Сидорин на секунду задумался.
— Чем объяснить? Время на Руси смутное, а во все смутные времена у нас хищников вдоволь разводилось.
— Каких хищников? Волков?
— Не только. И тех, кто о двух ногах. Извините, нам с тезкой пора, — И Асинкрит взяв девочку за руку, направился к выходу. Только тут еще не понимавшие, догадались, что перед ними не профессиональный экскурсовод. Сначала зааплодировал мужчина, к нему присоединились остальные. Сидорин смутился вконец:
— Тоже мне, нашли артиста. У американцев, что ли, научились?
* * *
— Простите, увлекся, — это первое, что сказал Асинкрит, подойдя к Лизе. — Добрый день.
— Здравствуйте. По-моему, было здорово. Нет, правда… А где Галина?
— Мама обещала подойти в кофейню. Наверное, уже ждет нас, — прояснила ситуацию Ася.
Галина действительно их ждала. По ее виду подошедшие поняли: что-то случилось.
— Юра, — крикнула Глазунова, — вот теперь можно: три эфиопских и сок. Ананасовый.
— Галя, что-то случилось? — спросила Лиза. — Ты извини, шведы любопытными оказались…
— Лиза, какие шведы? Ты вот это видела? — и Галина протянула Лизе газету.

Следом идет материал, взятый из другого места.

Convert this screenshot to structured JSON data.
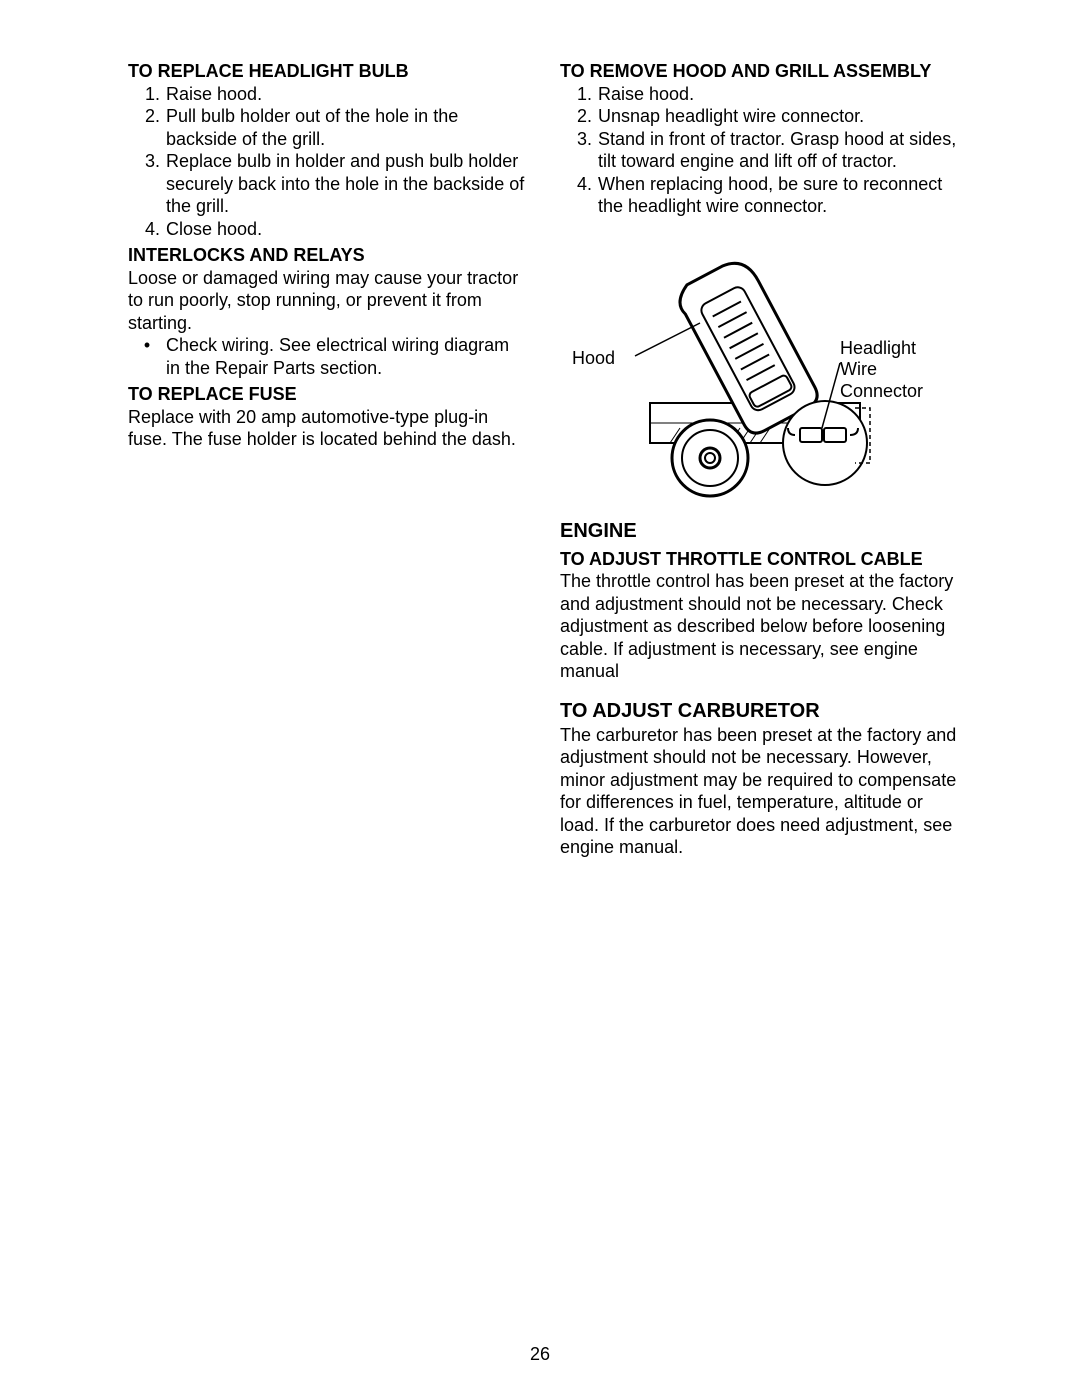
{
  "page_number": "26",
  "left": {
    "s1_heading": "TO REPLACE HEADLIGHT BULB",
    "s1_items": [
      "Raise hood.",
      "Pull bulb holder out of the hole in the backside of the grill.",
      "Replace bulb in holder and push bulb holder securely back into the hole in the backside of the grill.",
      "Close hood."
    ],
    "s2_heading": "INTERLOCKS AND RELAYS",
    "s2_para": "Loose or damaged wiring may cause your tractor to run poorly, stop running, or prevent it from starting.",
    "s2_bullets": [
      "Check wiring.  See electrical wiring diagram in the Repair Parts section."
    ],
    "s3_heading": "TO REPLACE FUSE",
    "s3_para": "Replace with 20 amp automotive-type plug-in fuse.  The fuse holder is located behind the dash."
  },
  "right": {
    "s1_heading": "TO REMOVE HOOD AND GRILL AS­SEMBLY",
    "s1_items": [
      "Raise hood.",
      "Unsnap headlight wire connector.",
      "Stand in front of tractor.  Grasp hood at sides, tilt toward engine and lift off of tractor.",
      "When replacing hood, be sure to re­connect the headlight wire connector."
    ],
    "diagram": {
      "label_hood": "Hood",
      "label_connector": "Headlight\nWire\nConnector",
      "stroke": "#000000",
      "background": "#ffffff"
    },
    "s2_heading": "ENGINE",
    "s2_subheading": "TO ADJUST THROTTLE CONTROL CABLE",
    "s2_para": "The throttle control has been preset at the factory and adjustment should not be nec­essary.  Check adjustment as described below before loosening cable.  If adjust­ment is necessary, see engine manual",
    "s3_heading": "TO ADJUST CARBURETOR",
    "s3_para": "The carburetor has been preset at the factory and adjustment should not be nec­essary.  However, minor adjustment may be required to compensate for differences in fuel, temperature, altitude or load.  If the carburetor does need adjustment, see engine manual."
  }
}
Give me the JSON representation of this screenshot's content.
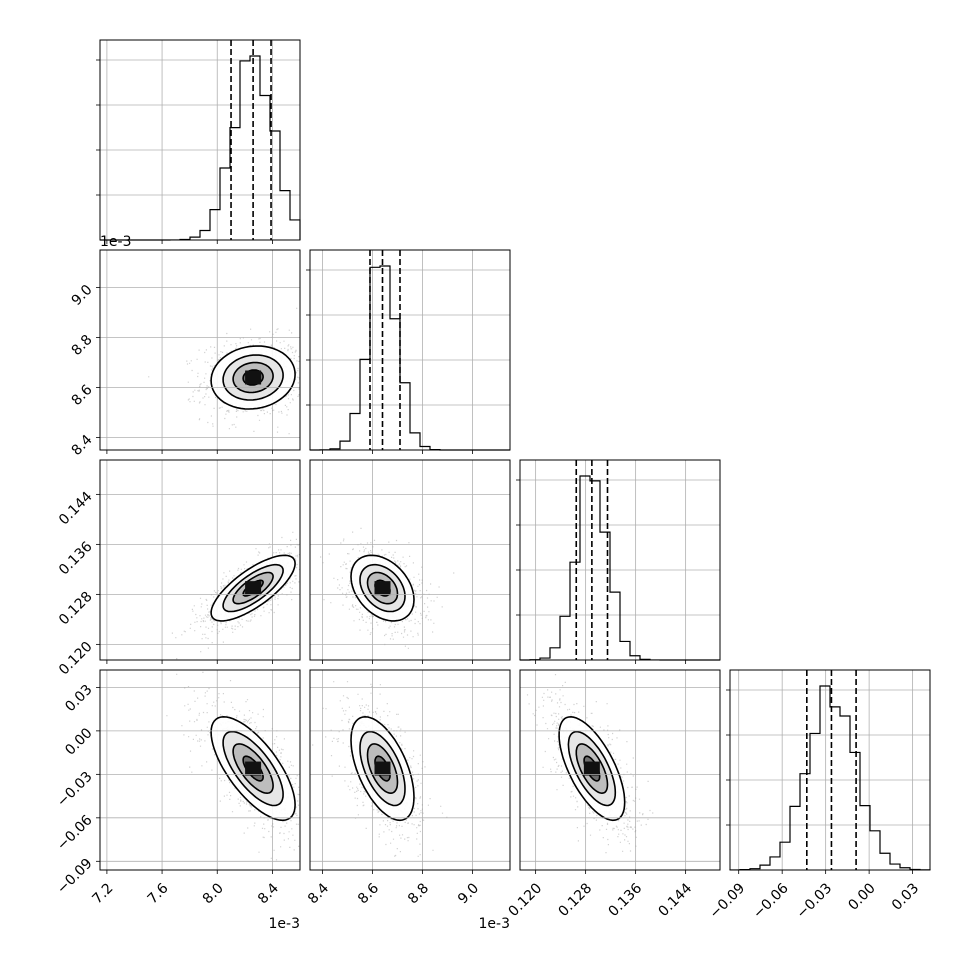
{
  "chart_data": {
    "type": "corner",
    "parameters": [
      {
        "axis_ticks": [
          "7.2",
          "7.6",
          "8.0",
          "8.4"
        ],
        "tick_values": [
          0.0072,
          0.0076,
          0.008,
          0.0084
        ],
        "range": [
          0.00715,
          0.0086
        ],
        "offset_label": "1e-3"
      },
      {
        "axis_ticks": [
          "8.4",
          "8.6",
          "8.8",
          "9.0"
        ],
        "tick_values": [
          0.0084,
          0.0086,
          0.0088,
          0.009
        ],
        "range": [
          0.00835,
          0.00915
        ],
        "offset_label": "1e-3"
      },
      {
        "axis_ticks": [
          "0.120",
          "0.128",
          "0.136",
          "0.144"
        ],
        "tick_values": [
          0.12,
          0.128,
          0.136,
          0.144
        ],
        "range": [
          0.1175,
          0.1495
        ]
      },
      {
        "axis_ticks": [
          "−0.09",
          "−0.06",
          "−0.03",
          "0.00",
          "0.03"
        ],
        "tick_values": [
          -0.09,
          -0.06,
          -0.03,
          0.0,
          0.03
        ],
        "range": [
          -0.096,
          0.042
        ]
      }
    ],
    "quantiles": [
      [
        0.0081,
        0.00826,
        0.00839
      ],
      [
        0.00859,
        0.00864,
        0.00871
      ],
      [
        0.1265,
        0.129,
        0.1315
      ],
      [
        -0.043,
        -0.026,
        -0.009
      ]
    ],
    "correlations": {
      "1_0": 0.1,
      "2_0": 0.75,
      "2_1": -0.35,
      "3_0": -0.7,
      "3_1": -0.55,
      "3_2": -0.65
    },
    "grid": true
  }
}
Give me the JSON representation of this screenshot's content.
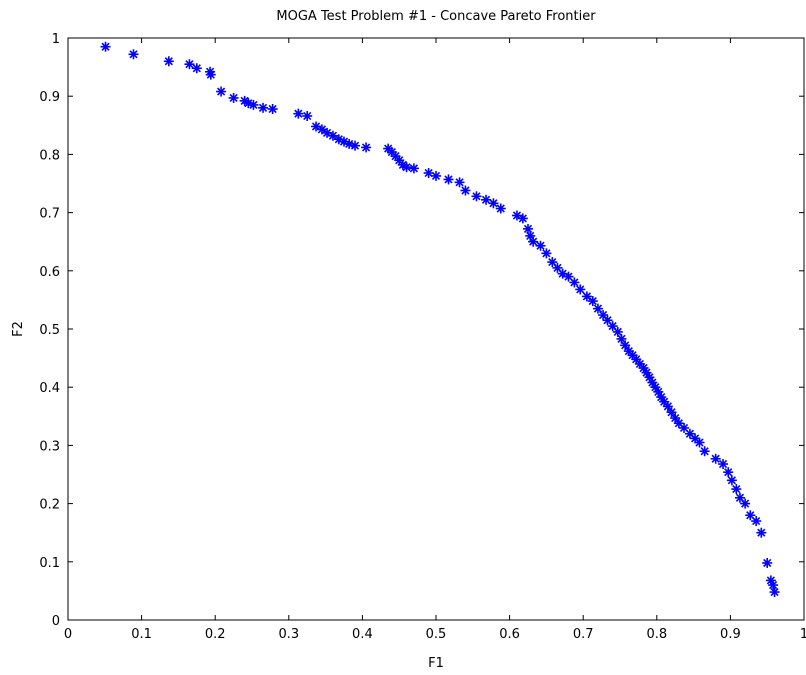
{
  "chart_data": {
    "type": "scatter",
    "title": "MOGA Test Problem #1 - Concave Pareto Frontier",
    "xlabel": "F1",
    "ylabel": "F2",
    "xlim": [
      0,
      1
    ],
    "ylim": [
      0,
      1
    ],
    "xticks": [
      "0",
      "0.1",
      "0.2",
      "0.3",
      "0.4",
      "0.5",
      "0.6",
      "0.7",
      "0.8",
      "0.9",
      "1"
    ],
    "yticks": [
      "0",
      "0.1",
      "0.2",
      "0.3",
      "0.4",
      "0.5",
      "0.6",
      "0.7",
      "0.8",
      "0.9",
      "1"
    ],
    "grid": false,
    "marker": "*",
    "marker_color": "#0000ff",
    "series": [
      {
        "x": [
          0.051,
          0.089,
          0.137,
          0.165,
          0.175,
          0.193,
          0.194,
          0.208,
          0.225,
          0.24,
          0.245,
          0.252,
          0.265,
          0.278,
          0.313,
          0.325,
          0.337,
          0.345,
          0.352,
          0.36,
          0.368,
          0.375,
          0.382,
          0.39,
          0.405,
          0.435,
          0.44,
          0.445,
          0.45,
          0.455,
          0.46,
          0.47,
          0.49,
          0.5,
          0.517,
          0.532,
          0.54,
          0.555,
          0.568,
          0.578,
          0.588,
          0.61,
          0.618,
          0.625,
          0.628,
          0.632,
          0.642,
          0.65,
          0.658,
          0.665,
          0.672,
          0.68,
          0.688,
          0.696,
          0.705,
          0.713,
          0.72,
          0.727,
          0.733,
          0.74,
          0.747,
          0.752,
          0.757,
          0.762,
          0.767,
          0.772,
          0.777,
          0.782,
          0.786,
          0.79,
          0.794,
          0.798,
          0.802,
          0.806,
          0.81,
          0.815,
          0.82,
          0.825,
          0.83,
          0.837,
          0.845,
          0.852,
          0.858,
          0.865,
          0.88,
          0.89,
          0.897,
          0.902,
          0.908,
          0.913,
          0.92,
          0.927,
          0.935,
          0.942,
          0.95,
          0.955,
          0.958,
          0.96
        ],
        "y": [
          0.985,
          0.972,
          0.96,
          0.955,
          0.948,
          0.942,
          0.937,
          0.908,
          0.897,
          0.892,
          0.888,
          0.885,
          0.88,
          0.878,
          0.87,
          0.866,
          0.848,
          0.843,
          0.837,
          0.832,
          0.826,
          0.822,
          0.818,
          0.815,
          0.812,
          0.81,
          0.804,
          0.797,
          0.79,
          0.782,
          0.778,
          0.776,
          0.768,
          0.763,
          0.757,
          0.752,
          0.738,
          0.728,
          0.722,
          0.716,
          0.707,
          0.695,
          0.69,
          0.672,
          0.66,
          0.65,
          0.643,
          0.63,
          0.615,
          0.605,
          0.595,
          0.59,
          0.58,
          0.568,
          0.556,
          0.548,
          0.535,
          0.524,
          0.515,
          0.505,
          0.495,
          0.483,
          0.472,
          0.462,
          0.455,
          0.448,
          0.44,
          0.433,
          0.425,
          0.417,
          0.408,
          0.4,
          0.392,
          0.383,
          0.375,
          0.367,
          0.357,
          0.347,
          0.338,
          0.33,
          0.32,
          0.312,
          0.305,
          0.29,
          0.277,
          0.268,
          0.254,
          0.24,
          0.225,
          0.21,
          0.2,
          0.18,
          0.17,
          0.15,
          0.098,
          0.068,
          0.06,
          0.048
        ]
      }
    ]
  }
}
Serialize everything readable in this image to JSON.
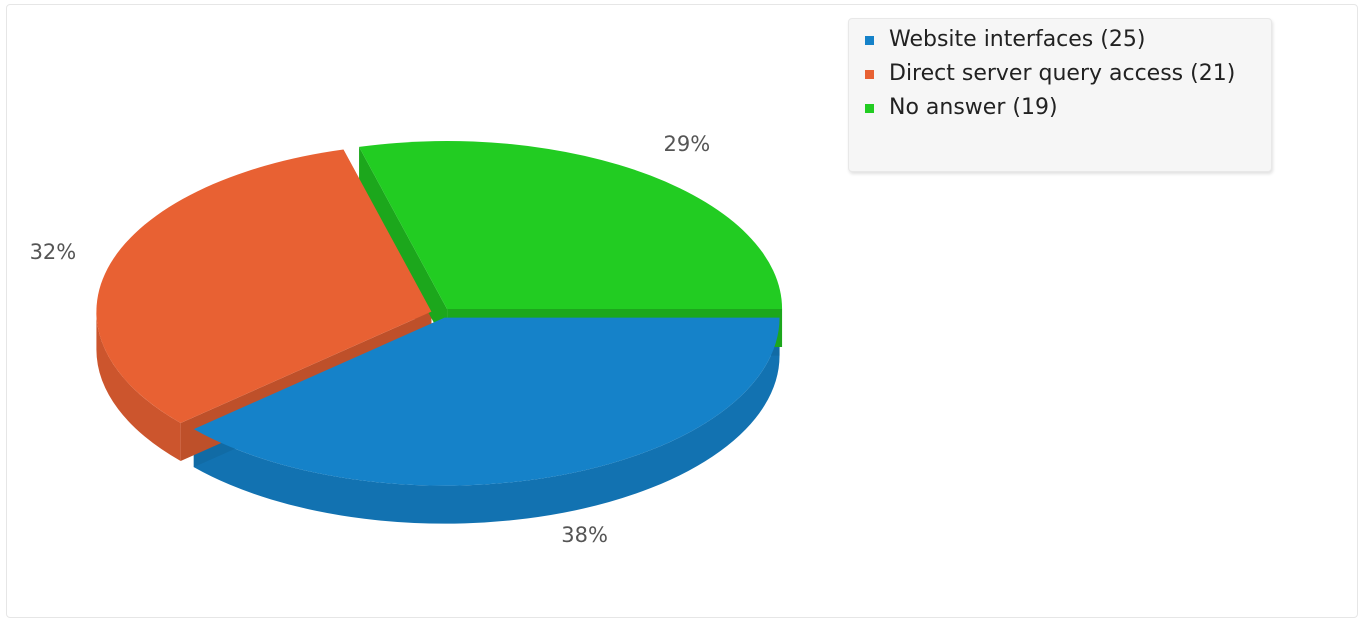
{
  "chart_data": {
    "type": "pie",
    "style": "3d-exploded",
    "slices": [
      {
        "label": "Website interfaces",
        "value": 25,
        "percent": "38%",
        "color": "#1582c9"
      },
      {
        "label": "Direct server query access",
        "value": 21,
        "percent": "32%",
        "color": "#e86133"
      },
      {
        "label": "No answer",
        "value": 19,
        "percent": "29%",
        "color": "#22cc22"
      }
    ],
    "legend_position": "top-right"
  },
  "legend": {
    "items": [
      {
        "text": "Website interfaces (25)",
        "color": "#1582c9"
      },
      {
        "text": "Direct server query access (21)",
        "color": "#e86133"
      },
      {
        "text": "No answer (19)",
        "color": "#22cc22"
      }
    ]
  }
}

— «Окраина», — прочитала Ася.
— Ты читаешь местную желтую прессу? — спросила Толстикова.
— Вынуждена. Сволочь! Нет какая же она все-таки сволочь. Гадюка.
Все трое удивленно уставились на Галину, а Юра чуть не вылил на себя чашку кофе.
— Мама, ты что?
— Страница четвертая. Читай. Прочитаете, тогда все поймете. Сволочи! Я ей все сказала.
Принесли сок и кофе. Толстикова раскрыла четвертую страницу. С нее на читателей смотрел… Сидорин с фотографией женщины в руках. Подпись под снимком гласила: «Ничто человеческое им не чуждо». Сама статья называлась: «Врач — оборотень». Чуть ниже подзаголовок: «Он проснулся волком».
— Ты мне скажи, Асинкрит, когда Любка тебя сфотографировала? Положим, диктофон у нее в сумочке был, она ее из рук не выпускала, а фотоаппарат?
— Н-да, — только и сказала Толстикова, — зря это она.
— Я ей все сказала. Когда мне позвонили и рассказали про газету — побежала в киоск и сразу к ней пошла. Эх, жаль, Аська ты здесь сидишь, я бы пересказала наш разговор.
— Надо же, — неожиданно произнес Асинкрит, — никогда не думал, что я такой фотогеничный.
— Асинкрит, прости, ты и впрямь ничего не понимаешь? То, что раньше знало четыре человека, теперь знают все. Тираж у этой вшивоты — пятьдесят тысяч экземпляров. Затем пойдут перепечатки. Тебя опозорили, выставили голым на всеобщее обозрение, а ты о фотогеничности говоришь.